Why can't a JIT program the FPGA based upon previous runs through the same set of code? IIRC the JVM won't rest on its final optimizations until it runs a chunk of code hundreds (or thousands? I forget) of times.

snicker7 1995 days ago

In scientific computing, that is the typical workload. That is why, say, Julia exists despite having a ridiculous JIT overhead.

chippiewill 1995 days ago

Isn't that a general warm-up problem with JITs though?

robomartin 1995 days ago

I've been doing that for years. I have created custom microcoded CPU's in FPGA's for tasks where it would provide an advantage.
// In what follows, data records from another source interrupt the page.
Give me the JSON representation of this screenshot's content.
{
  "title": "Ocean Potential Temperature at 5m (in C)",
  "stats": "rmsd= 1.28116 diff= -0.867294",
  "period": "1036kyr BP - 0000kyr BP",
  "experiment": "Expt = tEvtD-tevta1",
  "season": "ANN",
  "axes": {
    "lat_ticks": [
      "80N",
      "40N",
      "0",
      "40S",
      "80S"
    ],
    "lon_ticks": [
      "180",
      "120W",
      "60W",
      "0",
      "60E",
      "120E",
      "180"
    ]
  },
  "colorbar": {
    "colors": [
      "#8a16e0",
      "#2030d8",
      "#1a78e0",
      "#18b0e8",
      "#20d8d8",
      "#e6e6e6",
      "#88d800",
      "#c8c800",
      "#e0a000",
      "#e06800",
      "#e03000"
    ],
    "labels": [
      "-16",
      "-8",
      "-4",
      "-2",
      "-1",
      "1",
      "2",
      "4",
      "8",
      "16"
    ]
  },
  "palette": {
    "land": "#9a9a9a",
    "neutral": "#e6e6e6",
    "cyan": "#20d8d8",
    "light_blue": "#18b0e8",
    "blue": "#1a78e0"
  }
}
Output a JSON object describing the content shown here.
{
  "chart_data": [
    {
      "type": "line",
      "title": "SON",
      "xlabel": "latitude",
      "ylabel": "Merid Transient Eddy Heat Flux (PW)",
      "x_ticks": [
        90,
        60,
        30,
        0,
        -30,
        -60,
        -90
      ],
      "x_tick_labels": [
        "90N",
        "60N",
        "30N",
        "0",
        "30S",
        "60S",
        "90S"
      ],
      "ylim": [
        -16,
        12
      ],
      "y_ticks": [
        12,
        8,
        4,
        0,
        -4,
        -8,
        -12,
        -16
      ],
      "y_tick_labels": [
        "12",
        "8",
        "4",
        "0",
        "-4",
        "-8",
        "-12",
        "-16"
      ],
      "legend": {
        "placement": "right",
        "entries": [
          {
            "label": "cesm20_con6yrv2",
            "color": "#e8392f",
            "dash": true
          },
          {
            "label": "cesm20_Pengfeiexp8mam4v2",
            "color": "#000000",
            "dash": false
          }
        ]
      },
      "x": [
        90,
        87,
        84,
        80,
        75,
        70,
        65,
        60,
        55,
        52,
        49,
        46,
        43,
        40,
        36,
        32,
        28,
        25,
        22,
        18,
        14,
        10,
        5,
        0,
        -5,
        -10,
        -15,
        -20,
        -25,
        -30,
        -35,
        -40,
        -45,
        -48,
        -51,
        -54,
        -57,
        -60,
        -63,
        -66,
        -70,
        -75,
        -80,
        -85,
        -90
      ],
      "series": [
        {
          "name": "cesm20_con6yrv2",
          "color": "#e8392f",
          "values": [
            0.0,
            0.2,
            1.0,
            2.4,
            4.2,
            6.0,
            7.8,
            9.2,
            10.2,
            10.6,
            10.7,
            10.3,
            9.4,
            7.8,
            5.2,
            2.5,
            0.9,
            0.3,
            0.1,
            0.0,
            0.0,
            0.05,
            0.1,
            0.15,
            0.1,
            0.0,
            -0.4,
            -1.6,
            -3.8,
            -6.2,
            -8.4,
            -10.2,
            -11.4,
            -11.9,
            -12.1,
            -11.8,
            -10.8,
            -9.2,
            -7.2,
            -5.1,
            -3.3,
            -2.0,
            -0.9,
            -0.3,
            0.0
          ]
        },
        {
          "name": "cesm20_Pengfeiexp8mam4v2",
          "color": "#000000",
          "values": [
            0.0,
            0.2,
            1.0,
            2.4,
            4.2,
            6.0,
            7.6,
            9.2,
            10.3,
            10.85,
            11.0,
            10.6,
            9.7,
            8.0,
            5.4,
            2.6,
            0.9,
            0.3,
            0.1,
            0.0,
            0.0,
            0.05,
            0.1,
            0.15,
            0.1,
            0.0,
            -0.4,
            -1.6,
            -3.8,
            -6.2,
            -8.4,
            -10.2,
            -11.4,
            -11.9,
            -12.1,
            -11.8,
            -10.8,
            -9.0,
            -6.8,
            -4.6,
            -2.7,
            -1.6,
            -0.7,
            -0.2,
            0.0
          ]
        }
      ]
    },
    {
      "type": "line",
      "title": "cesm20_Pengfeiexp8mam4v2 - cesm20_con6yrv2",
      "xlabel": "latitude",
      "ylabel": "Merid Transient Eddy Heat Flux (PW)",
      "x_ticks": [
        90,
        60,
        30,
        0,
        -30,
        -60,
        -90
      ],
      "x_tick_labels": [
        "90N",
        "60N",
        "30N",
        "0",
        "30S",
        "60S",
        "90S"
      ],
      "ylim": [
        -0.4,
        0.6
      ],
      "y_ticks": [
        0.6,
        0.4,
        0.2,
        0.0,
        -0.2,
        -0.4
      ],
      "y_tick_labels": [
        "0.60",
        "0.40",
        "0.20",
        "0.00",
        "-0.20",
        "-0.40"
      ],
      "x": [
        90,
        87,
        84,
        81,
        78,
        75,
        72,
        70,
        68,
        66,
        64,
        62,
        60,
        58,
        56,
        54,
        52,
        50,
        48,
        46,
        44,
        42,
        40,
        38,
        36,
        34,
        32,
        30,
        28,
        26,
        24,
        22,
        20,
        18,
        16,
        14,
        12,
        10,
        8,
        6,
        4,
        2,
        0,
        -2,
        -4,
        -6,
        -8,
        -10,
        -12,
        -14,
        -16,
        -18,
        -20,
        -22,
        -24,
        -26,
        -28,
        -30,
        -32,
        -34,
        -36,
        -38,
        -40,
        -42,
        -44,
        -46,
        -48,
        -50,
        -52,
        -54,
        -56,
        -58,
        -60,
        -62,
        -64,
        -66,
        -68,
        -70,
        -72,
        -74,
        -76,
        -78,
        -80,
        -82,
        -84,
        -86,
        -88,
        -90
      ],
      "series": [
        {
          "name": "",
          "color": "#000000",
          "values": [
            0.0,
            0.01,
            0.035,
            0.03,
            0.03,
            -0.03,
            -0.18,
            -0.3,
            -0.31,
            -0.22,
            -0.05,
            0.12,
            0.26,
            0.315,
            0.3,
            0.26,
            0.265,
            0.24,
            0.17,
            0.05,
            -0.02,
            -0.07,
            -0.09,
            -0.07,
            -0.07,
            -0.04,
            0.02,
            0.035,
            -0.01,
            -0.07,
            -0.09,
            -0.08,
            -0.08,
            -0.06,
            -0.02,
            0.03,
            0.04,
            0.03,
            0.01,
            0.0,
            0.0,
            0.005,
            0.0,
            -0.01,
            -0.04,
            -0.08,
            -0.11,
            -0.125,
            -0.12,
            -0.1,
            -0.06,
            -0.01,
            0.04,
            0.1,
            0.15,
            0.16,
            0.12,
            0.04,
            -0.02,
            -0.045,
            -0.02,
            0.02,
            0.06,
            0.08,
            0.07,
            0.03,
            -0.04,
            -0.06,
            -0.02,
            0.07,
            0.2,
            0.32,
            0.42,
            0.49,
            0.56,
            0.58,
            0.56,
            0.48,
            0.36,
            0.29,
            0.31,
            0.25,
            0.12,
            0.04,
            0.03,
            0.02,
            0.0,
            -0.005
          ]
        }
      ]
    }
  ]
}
One example I remember was a microcoded real time image warping engine.

pjmlp 1995 days ago

Six actually, given that microcode was the approach taken on most mainframes that started around Burroughs timeframe.

mhh__ 1996 days ago

> Don't waste transistors on them just program an execution unit to execute that instruction on the fly, etc.

Possible, but the "x86" part is already a big decoder in front of a murky processor underneath so this is already what the CPU does - if you removed the reference to an FPGA, rewriting old x86 instructions in terms of "new" ones is microcode.

justinclift 1995 days ago

Wonder how that'd work - in practical terms - with modern systems?

eg, you could be running (say) 3 or 4 primary applications at the same time. Which one gets to use the FPGA pieces, or are they re-written every time, on every context switch? ;)

Re-writing them on every context switch sounds extremely unlikely, so it'd be more some kind of resource locking thing instead. Which could mean that FPGA-using applications at least start out being fairly niche, as only one could run "per core" or something.

Maybe dedicated cores per application instead or something?

freeqaz 1995 days ago

The work is already being put in with modern NUMA (non-uniform memory access) systems to pin apps to specific cores. This seems like it would overlap if this ended up being used in production.

apsient 1995 days ago

how about having FPGA execution units in addition to the normal units and os deciding how and who will use these new EUs based on the most CPU intensive apps running currently

laydn 1995 days ago

I think the point is that what you're describing existed for years. Any Xilinx Zynq chip or Altera SoC chip can do this already. Just because the data doesn't travel through the AXI/AMBA bus does not make this novel.

andy_ppp 1995 days ago

Of course it does because you get access to the CPU as well so you can hop from an instruction you built on the FPGA to another “silicon” instruction with the same registers and processor state. This is extremely clever and doesn’t involve shuffling code from the main processor over a slow bus, executing some stuff all on the fpga and shuffling it back.

nitrogen 1996 days ago

It sounds like that's exactly how another processor worked: https://news.ycombinator.com/item?id=25623763

shuringai 1995 days ago

this won't be a question of what the user wants to do with these parts. I bet it won't even be accessible for common programmers. Applications will simply constantly racing between each other and reprogram the field programmable part of my cpu every startup

av3csr 1996 days ago

Sounds like a more general version of what Sambanova is doing with their Dataflow unit.